Pocket, 2018, Fleuve Editions 2017

Excellent polar/thriller écrit par un auteur que je n’avais jamais lu, dans le cadre du dernier item pour le Black November 2019 : « titre comportant trois mots ».

Deux prostituées de luxe. L’une d’elles, Manon Legendre, voit sa vie s’écrouler petit à petit, par le piratage de ses données bancaires et électroniques.

Des flics. Dont deux jeunes femmes. L’une d’elles, Lola Rivière, se sent rejetée par son chef de groupe Kaminski malgré son incontestable professionnalisme, mais obtient la confiance du commissaire divisionnaire Compostel.

Une machination sordide, des « suicidés », une volonté d’aller chercher au plus loin, de remonter les pistes, malgré les embûches, les reproches.

Le roman met en scène des personnages attachants, qu’il s’agisse des policiers – la jeune Lola et Compostel notamment – ou de ceux qui gravitent autour des suspects – Julie. Avec une part belle faite aux femmes, parentes pauvres d’une profession encore dévolue à la virilité dans l’esprit de certains, l’auteur démontre l’intérêt des équipes mixtes et de la prise en compte des compétences au-delà des apparences sexuées.
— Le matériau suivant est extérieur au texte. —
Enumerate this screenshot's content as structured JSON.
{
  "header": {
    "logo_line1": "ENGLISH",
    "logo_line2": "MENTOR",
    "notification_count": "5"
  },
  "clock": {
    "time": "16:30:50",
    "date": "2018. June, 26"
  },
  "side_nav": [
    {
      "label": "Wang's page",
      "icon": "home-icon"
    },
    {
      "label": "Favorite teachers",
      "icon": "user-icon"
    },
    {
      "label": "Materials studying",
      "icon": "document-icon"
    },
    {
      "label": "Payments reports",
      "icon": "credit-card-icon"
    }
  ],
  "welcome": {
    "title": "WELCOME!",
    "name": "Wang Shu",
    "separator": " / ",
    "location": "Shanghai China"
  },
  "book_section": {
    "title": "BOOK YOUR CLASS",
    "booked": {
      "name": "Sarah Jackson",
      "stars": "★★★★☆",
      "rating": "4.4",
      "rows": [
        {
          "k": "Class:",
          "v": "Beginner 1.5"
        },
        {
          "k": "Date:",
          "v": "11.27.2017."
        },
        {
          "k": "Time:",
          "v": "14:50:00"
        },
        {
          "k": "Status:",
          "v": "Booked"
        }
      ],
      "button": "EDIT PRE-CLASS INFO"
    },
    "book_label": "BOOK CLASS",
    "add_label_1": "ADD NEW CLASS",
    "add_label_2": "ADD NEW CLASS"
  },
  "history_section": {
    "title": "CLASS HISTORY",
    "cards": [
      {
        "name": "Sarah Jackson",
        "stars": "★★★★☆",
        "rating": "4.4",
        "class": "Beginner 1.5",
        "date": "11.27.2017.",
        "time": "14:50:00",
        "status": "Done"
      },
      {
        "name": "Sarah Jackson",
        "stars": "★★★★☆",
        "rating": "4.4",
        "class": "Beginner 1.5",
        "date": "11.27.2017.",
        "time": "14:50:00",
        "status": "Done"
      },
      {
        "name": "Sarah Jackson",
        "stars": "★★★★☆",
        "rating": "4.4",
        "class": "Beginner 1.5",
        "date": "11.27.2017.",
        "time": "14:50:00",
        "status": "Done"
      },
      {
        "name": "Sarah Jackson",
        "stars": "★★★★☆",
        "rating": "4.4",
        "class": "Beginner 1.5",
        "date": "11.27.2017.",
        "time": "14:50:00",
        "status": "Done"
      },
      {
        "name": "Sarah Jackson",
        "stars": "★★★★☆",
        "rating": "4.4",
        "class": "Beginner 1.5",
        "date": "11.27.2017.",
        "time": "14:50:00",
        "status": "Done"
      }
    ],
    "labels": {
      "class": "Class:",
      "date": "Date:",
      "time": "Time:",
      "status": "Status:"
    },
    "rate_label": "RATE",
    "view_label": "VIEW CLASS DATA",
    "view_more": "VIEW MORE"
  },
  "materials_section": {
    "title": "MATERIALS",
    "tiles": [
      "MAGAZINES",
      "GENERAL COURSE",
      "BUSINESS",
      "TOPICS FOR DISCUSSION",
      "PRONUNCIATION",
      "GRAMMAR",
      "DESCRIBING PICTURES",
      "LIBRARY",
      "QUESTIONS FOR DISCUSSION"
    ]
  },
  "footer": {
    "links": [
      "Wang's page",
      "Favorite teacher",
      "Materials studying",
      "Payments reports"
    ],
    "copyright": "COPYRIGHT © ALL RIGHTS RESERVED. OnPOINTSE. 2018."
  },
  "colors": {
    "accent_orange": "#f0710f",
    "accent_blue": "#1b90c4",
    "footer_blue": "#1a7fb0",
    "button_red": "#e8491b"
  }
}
Et un petit clin d’œil à ce nouveau « 36 », le Bastion, dont l’inauguration approche et qui déroute ses locataires, habitués aux craquements du Quai des Orfèvres.

L’écriture est fluide, contribue à garder l’intérêt du lecteur pour des histoires très fouillées qui s’entrecroisent et s’entrechoquent. Et c’est toute l’abnégation de ces fourmis au service de la justice qui sert l’enquête : entre recherches sur place, décryptage informatique, et bien évidemment écoutes téléphoniques, on suit le travail de ces policiers, souvent bien ingrat et assorti d’un sens de la débrouille quasi obligatoire, l’esprit en alerte malgré les difficultés personnelles.

Très réussi, probablement grâce à l’expérience professionnelle de son auteur, ce roman m’a donné envie de lire ses premiers ouvrages.

Citations

« Un lieu où il ne s’était pas privé de punaiser une affiche de 1966 invitant en lettres majuscules au recrutement de gardiens de la paix : La police, un métier d’homme. »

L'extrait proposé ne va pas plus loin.